Mohamed le maçon l'avait revu "une fois, il y a deux ans": "Il venait d'Algesiras pour un procès à Madrid, il portait une petite barbe mais je ne pensais pas qu'il était radical".
Selon une source proche de l'enquête en France, il aurait pourtant été repéré pour "des discours durs légitimant le jihad dans des mosquées d'Algésiras" .
Pour Allal Taouriarat, en tout cas, ce n'est certainement pas à Lavapies qu'il avait pu verser dans l'islamisme radical.
Désormais décrit par les guides touristiques comme "l'un des quartiers les plus branchés" de la capitale, Lavapies reste profondément marqué par les arrestations de Marocains qui ont suivi les attentats du 11 mars 2004 qui ont fait 191 morts à Madrid, attribués à un groupe islamiste marocain lié à al-Qaïda.

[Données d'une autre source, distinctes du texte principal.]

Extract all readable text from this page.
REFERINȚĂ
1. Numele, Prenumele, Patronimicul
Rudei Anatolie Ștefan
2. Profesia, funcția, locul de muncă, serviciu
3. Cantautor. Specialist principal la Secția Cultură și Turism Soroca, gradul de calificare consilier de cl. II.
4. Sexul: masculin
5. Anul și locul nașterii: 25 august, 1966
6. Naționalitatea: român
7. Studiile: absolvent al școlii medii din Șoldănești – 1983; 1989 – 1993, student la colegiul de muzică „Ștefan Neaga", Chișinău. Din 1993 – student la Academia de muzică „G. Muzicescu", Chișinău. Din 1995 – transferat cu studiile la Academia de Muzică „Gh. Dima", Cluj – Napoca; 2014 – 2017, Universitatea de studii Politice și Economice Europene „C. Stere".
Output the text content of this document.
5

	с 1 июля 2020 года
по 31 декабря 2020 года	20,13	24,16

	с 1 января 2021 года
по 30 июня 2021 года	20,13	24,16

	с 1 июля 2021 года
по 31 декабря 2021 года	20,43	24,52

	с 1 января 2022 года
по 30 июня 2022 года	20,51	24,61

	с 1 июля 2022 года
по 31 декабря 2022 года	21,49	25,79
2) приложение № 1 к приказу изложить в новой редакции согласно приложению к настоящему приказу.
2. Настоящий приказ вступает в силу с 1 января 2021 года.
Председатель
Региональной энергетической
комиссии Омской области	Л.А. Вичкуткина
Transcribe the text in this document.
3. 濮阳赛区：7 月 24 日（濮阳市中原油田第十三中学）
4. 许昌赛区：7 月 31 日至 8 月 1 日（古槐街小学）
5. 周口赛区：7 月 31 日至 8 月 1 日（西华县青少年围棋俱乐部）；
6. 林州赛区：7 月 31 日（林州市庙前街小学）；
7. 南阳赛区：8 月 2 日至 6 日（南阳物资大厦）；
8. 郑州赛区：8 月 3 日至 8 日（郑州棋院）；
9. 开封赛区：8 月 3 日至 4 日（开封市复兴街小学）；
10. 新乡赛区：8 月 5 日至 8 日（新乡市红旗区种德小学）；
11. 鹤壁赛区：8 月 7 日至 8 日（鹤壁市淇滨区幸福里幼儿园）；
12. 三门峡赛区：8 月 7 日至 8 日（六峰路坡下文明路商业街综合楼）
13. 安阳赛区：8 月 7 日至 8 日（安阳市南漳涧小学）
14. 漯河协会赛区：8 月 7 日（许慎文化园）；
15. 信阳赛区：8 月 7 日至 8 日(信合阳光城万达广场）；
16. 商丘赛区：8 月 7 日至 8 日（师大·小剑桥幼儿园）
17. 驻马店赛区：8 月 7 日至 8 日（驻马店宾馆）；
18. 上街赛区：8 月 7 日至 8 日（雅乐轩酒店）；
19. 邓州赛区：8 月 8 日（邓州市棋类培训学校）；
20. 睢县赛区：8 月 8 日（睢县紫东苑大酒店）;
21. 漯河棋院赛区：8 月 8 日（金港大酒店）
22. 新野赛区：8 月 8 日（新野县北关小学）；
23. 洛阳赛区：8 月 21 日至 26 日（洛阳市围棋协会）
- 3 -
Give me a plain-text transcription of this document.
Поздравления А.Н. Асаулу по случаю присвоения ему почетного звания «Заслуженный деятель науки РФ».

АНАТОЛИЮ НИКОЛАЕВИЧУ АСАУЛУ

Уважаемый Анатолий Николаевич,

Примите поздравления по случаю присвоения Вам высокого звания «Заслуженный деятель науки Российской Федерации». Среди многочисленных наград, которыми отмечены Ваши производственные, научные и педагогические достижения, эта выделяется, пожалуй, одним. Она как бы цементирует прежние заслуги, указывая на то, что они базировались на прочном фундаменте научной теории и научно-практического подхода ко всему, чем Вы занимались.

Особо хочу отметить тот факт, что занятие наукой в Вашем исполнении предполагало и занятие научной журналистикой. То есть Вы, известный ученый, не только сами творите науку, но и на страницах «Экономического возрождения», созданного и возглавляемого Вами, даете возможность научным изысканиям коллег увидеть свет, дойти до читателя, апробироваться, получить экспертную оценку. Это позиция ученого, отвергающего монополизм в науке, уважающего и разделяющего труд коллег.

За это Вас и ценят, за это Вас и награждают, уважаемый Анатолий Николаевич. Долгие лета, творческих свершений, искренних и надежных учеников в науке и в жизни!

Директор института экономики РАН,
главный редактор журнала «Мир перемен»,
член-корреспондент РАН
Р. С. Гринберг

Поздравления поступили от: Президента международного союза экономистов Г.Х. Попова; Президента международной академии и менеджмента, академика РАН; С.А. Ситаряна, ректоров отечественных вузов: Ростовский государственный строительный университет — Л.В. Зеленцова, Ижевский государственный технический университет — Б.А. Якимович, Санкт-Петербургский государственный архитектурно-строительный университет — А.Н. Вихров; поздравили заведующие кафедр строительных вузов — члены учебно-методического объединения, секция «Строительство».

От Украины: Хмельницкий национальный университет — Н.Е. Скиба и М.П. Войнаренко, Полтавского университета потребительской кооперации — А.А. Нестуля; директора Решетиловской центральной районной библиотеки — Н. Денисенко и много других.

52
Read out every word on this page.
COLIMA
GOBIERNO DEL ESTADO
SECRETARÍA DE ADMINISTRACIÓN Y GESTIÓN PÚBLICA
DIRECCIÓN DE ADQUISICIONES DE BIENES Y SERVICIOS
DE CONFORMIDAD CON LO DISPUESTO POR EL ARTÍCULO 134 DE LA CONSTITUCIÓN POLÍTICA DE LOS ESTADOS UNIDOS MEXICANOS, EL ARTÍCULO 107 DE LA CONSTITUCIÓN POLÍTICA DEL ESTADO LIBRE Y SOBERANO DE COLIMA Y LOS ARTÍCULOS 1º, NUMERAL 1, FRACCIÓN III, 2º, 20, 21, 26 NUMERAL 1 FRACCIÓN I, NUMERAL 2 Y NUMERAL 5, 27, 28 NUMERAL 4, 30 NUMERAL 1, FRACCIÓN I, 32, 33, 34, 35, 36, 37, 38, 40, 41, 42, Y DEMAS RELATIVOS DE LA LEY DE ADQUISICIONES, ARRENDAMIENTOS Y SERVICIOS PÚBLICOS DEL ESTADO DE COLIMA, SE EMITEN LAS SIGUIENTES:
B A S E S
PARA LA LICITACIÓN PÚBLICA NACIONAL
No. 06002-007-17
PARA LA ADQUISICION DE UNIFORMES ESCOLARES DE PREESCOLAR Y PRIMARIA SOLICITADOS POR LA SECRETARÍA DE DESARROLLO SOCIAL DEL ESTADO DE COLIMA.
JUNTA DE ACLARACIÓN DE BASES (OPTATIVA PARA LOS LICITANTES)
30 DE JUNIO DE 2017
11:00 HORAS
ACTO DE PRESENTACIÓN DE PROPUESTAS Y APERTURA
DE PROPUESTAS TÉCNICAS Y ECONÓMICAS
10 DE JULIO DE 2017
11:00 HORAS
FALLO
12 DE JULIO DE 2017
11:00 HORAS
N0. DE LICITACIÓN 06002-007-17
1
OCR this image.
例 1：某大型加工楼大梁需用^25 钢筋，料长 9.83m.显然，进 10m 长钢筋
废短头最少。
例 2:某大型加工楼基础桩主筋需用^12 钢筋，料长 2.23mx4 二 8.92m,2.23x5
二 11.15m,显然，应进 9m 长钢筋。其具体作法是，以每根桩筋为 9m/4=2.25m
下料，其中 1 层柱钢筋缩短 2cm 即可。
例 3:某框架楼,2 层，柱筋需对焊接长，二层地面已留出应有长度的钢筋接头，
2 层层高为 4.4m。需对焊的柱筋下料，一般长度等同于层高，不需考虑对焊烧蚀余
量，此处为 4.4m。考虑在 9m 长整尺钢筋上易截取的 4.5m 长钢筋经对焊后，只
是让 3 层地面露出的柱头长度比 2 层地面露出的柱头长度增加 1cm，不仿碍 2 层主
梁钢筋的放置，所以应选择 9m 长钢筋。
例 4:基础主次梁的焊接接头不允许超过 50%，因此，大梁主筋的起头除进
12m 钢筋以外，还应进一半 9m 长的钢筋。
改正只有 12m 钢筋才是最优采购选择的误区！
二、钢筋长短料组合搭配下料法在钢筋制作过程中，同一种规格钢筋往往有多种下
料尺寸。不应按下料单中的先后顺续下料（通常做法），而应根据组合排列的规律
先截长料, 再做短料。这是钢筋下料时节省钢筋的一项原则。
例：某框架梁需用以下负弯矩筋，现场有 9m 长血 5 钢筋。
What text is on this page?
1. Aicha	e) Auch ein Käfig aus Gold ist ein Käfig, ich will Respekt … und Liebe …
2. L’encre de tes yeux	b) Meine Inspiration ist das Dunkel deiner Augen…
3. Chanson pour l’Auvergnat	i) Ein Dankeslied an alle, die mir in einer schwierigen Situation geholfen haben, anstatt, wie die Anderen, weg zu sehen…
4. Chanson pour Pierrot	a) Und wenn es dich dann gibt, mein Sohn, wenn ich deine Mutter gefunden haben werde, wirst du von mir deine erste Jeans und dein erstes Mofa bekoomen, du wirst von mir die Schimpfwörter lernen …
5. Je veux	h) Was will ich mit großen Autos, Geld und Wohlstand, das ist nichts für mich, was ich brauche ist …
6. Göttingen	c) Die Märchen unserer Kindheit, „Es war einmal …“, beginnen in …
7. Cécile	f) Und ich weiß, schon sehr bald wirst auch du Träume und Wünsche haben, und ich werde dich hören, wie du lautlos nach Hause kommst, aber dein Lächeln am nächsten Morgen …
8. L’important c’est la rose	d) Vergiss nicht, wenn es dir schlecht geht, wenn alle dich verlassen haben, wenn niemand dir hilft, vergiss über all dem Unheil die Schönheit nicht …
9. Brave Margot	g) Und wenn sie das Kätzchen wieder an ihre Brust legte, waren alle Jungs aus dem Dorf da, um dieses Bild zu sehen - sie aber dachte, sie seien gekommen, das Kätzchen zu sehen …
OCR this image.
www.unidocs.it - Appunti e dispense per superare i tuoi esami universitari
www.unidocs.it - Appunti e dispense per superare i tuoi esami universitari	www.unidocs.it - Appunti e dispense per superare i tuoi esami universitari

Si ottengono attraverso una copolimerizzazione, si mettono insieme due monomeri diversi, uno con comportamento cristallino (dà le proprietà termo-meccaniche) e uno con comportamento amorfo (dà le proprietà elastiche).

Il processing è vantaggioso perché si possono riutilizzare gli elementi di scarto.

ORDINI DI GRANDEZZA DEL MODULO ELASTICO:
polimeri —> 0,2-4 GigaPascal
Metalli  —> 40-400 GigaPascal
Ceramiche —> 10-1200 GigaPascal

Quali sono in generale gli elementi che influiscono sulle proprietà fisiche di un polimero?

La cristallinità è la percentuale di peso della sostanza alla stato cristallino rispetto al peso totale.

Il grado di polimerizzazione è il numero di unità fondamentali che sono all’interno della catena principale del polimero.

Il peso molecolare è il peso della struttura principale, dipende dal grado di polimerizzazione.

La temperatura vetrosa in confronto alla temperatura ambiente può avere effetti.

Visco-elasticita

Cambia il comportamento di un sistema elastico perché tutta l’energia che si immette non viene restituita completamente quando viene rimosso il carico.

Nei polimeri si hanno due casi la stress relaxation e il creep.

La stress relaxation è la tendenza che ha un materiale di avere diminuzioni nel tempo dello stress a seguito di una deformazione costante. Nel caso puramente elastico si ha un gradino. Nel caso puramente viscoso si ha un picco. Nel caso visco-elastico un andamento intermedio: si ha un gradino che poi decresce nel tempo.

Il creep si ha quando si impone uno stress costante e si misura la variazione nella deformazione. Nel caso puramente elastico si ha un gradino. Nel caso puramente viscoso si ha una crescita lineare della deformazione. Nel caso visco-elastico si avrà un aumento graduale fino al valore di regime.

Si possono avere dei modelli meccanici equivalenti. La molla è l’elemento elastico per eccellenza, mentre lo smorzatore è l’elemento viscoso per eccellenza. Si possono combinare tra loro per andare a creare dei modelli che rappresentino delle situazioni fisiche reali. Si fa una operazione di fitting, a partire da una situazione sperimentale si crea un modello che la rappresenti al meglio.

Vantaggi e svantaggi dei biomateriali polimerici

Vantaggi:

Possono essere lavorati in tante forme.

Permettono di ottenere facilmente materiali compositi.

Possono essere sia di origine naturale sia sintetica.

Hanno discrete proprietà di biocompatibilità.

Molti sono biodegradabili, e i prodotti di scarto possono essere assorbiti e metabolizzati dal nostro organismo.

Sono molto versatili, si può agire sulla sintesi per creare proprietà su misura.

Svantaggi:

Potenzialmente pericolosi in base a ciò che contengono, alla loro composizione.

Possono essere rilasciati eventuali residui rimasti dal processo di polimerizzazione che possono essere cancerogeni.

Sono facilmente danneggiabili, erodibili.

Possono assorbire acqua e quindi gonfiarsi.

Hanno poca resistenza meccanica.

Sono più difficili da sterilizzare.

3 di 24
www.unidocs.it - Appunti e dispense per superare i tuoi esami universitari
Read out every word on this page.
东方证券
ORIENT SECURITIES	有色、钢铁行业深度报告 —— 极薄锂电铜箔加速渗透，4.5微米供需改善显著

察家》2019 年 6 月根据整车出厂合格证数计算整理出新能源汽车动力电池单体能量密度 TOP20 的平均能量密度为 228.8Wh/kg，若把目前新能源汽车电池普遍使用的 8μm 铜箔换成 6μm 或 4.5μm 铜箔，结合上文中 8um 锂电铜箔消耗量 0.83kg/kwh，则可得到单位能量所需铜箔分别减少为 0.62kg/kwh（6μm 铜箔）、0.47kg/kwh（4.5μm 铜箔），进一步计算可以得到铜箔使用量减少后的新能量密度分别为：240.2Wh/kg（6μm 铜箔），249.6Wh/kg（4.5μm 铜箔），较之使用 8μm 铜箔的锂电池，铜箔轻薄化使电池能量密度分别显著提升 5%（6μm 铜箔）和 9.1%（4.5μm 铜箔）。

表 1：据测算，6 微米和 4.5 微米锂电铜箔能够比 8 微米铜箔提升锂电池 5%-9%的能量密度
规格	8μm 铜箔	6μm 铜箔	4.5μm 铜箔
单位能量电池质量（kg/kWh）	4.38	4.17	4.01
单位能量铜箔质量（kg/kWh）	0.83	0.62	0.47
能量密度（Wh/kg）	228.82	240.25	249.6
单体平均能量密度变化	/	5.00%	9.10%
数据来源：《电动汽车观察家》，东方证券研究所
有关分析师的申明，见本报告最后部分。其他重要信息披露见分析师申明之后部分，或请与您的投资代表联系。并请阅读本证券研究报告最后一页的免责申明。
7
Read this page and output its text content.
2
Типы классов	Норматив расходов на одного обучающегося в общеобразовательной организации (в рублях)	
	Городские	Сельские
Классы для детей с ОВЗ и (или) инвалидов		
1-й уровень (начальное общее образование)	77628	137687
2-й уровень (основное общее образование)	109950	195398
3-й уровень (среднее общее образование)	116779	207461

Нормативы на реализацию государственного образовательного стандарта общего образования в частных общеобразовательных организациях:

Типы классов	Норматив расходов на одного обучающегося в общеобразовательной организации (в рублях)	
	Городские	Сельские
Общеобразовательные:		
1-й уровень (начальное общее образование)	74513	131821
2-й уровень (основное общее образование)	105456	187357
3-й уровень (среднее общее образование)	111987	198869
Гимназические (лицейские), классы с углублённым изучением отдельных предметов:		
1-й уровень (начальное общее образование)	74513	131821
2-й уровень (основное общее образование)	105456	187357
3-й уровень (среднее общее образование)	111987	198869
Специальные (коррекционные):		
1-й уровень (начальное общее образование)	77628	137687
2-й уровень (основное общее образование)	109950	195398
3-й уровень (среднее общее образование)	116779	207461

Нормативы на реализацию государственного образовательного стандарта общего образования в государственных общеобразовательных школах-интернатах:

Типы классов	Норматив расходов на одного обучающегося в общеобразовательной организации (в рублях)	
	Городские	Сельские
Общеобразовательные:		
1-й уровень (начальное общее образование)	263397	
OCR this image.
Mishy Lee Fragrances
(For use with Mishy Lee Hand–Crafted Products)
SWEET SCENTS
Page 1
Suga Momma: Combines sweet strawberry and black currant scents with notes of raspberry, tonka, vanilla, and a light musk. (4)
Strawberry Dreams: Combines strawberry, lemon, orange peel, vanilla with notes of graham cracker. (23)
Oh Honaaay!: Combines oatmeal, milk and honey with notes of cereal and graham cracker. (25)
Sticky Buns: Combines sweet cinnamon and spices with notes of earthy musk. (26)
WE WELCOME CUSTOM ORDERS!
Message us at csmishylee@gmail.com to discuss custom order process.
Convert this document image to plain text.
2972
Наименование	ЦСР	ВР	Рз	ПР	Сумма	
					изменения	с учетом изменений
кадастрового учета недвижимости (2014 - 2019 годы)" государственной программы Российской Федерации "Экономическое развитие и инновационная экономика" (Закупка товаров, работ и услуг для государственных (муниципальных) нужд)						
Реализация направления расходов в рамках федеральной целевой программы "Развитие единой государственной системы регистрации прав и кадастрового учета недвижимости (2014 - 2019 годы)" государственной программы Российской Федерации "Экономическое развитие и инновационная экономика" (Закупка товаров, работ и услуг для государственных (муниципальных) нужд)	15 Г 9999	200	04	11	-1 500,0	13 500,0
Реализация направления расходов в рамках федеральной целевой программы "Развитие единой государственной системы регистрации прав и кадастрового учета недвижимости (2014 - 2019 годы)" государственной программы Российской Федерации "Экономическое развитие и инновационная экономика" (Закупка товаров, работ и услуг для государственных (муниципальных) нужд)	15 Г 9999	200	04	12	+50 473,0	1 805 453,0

"Avant c'était un quartier chaud, plutôt abandonné par les autorités, mais depuis, comme la zone est multiculturelle et attire les touristes, nous sommes très contrôlés par la police", assure Allal Taouriarat. "Il y a dans le quartier cinq petites mosquées" discrètement aménagées au rez-de-chaussée d'immeubles "mais je suis allé dans toutes, jure-t-il, et je n'ai jamais entendu un discours incitant au terrorisme".
"Ceux qu'il faut arrêter, tranche Saïd, coiffeur marocain de 39 ans à la terrasse du Gibraltar, ce sont ceux qui font un lavage de cerveau au nom de Dieu à nos jeunes. Pour s'en servir comme soldats, gratuitement".